Quick Tip: throttling parallel batch processes in Terminal

[Tweet : nvALT]

Parallel Planes ClipartItQuick tips are random posts regarding something I discovered on my way to something bigger. They usually get longer than “quick” would imply, for which I refuse to apologize.

It starts out with mdfind and all of the creative scripting you can do with it. You start finding batches of files with something in common and you do things with them or to them. It sounds genocidal; it’s not. It’s very productive after the initial script setup.

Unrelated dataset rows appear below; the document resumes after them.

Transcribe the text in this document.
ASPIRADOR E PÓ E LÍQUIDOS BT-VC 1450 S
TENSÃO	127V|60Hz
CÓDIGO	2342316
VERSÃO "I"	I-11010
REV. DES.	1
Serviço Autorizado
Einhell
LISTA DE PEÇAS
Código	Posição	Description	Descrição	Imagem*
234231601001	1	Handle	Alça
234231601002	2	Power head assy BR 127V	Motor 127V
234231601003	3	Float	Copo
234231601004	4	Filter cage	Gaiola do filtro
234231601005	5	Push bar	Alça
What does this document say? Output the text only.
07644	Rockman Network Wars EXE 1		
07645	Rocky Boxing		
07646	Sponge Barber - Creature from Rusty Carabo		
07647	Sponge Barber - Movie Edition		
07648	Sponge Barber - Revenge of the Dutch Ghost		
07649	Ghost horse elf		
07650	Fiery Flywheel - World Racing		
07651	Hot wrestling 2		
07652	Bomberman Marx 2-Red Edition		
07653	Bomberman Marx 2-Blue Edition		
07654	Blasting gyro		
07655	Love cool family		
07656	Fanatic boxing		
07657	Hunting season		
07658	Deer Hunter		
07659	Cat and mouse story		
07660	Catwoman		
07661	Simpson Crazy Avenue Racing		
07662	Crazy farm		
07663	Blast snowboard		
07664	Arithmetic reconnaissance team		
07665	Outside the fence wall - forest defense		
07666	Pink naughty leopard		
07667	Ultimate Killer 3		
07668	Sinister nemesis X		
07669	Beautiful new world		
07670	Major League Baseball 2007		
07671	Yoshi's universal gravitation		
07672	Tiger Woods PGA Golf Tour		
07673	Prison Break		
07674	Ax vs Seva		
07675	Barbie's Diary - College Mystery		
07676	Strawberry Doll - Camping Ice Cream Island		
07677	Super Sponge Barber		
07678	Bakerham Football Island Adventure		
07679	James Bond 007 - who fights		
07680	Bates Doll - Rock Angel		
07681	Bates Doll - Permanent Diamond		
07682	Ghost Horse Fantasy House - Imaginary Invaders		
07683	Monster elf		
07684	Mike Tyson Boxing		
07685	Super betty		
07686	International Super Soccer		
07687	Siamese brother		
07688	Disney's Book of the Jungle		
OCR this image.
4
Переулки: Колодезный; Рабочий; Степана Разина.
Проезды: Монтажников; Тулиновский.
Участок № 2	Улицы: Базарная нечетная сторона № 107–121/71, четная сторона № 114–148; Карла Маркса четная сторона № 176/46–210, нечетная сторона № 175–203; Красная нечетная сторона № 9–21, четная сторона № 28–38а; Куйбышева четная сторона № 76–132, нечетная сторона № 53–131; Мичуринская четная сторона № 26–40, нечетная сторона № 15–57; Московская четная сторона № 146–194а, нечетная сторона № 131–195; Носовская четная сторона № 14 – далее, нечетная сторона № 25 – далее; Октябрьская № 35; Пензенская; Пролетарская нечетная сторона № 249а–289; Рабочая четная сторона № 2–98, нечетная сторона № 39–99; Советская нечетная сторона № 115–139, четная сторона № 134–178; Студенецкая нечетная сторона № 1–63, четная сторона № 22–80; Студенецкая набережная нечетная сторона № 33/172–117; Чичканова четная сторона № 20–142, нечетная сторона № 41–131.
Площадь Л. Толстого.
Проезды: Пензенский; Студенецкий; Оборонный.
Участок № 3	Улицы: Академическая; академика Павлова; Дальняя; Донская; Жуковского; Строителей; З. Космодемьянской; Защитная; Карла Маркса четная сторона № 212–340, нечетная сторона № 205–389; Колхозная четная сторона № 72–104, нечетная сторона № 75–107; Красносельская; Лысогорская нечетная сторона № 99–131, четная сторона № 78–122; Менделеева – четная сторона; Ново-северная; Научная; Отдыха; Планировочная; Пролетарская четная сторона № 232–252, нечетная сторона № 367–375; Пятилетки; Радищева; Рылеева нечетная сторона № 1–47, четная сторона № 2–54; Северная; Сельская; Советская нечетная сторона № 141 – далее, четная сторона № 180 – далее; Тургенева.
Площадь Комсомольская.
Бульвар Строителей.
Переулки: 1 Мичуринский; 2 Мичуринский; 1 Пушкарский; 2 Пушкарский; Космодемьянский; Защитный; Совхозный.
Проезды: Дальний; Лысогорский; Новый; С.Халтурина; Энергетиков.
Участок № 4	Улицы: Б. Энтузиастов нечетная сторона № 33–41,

Take, for example, a little script I run to add thumbnails to weblocs I have laying around. It looks something like this:

mdfind -onlyin ~/Dropbox/Sync/Bookmark/ \
'(! ( ((kMDItemOMUserTags == "*donotthumbnail*"cd) \
|| (kOMUserTags == "*donotthumbnail*"cd) ) ) \
&& (kMDItemFSHasCustomIcon = "0") \
&& (kMDItemContentType == "*webloc*"cd))' | while read file; \
do /usr/local/bin/setWeblocThumb "$file" ; done

It’s a one-liner, you’d want to reassemble it to run it (remove the backslashes at the line ends and join them all together), but it uses mdfind to search my shared bookmarks folder for recent items which don’t already have a custom thumbnail, passes them to setWeblocThumb and processes them… one at a time. I know my machine and my bandwidth can handle more than that, but if the list is 50+ long, that’s a lot of processes doing some relatively intensive labor. It would grind my machine to a halt. Yes, I tried it just to be sure.

So I needed a way to throttle the number of simultaneous processes, and I know that someone out there must have long beat me to the solution. There it was: parallel. It’s a script you can download and make executable in your path, and then run it with a few parameters and a batch of files or arguments. It will keep your defined number of processes going until the job is done, but won’t let things get out of hand. You can add nice (man page) in each process if you need more cpu control over the process.

My new command looks like:

mdfind -onlyin /Users/ttscoff/Dropbox/Sync/Bookmark/ \
'(! ( ((kMDItemOMUserTags == "*donotthumbnail*"cd) \
|| (kOMUserTags == "*donotthumbnail*"cd) ) ) \
&& (kMDItemFSHasCustomIcon = "0") \
&& (kMDItemContentType == "*webloc*"cd))'| parallel -j 8 -r "/usr/local/bin/setWeblocThumb"

Seriously, if you’re doing anything in batch you should check Parallel out, or show me an even better one. Parallel made my morning, and by keeping CPU from maxing I actually got through some batches even faster. I’m sure there are other elegant ways of handling this. Let ‘em rip.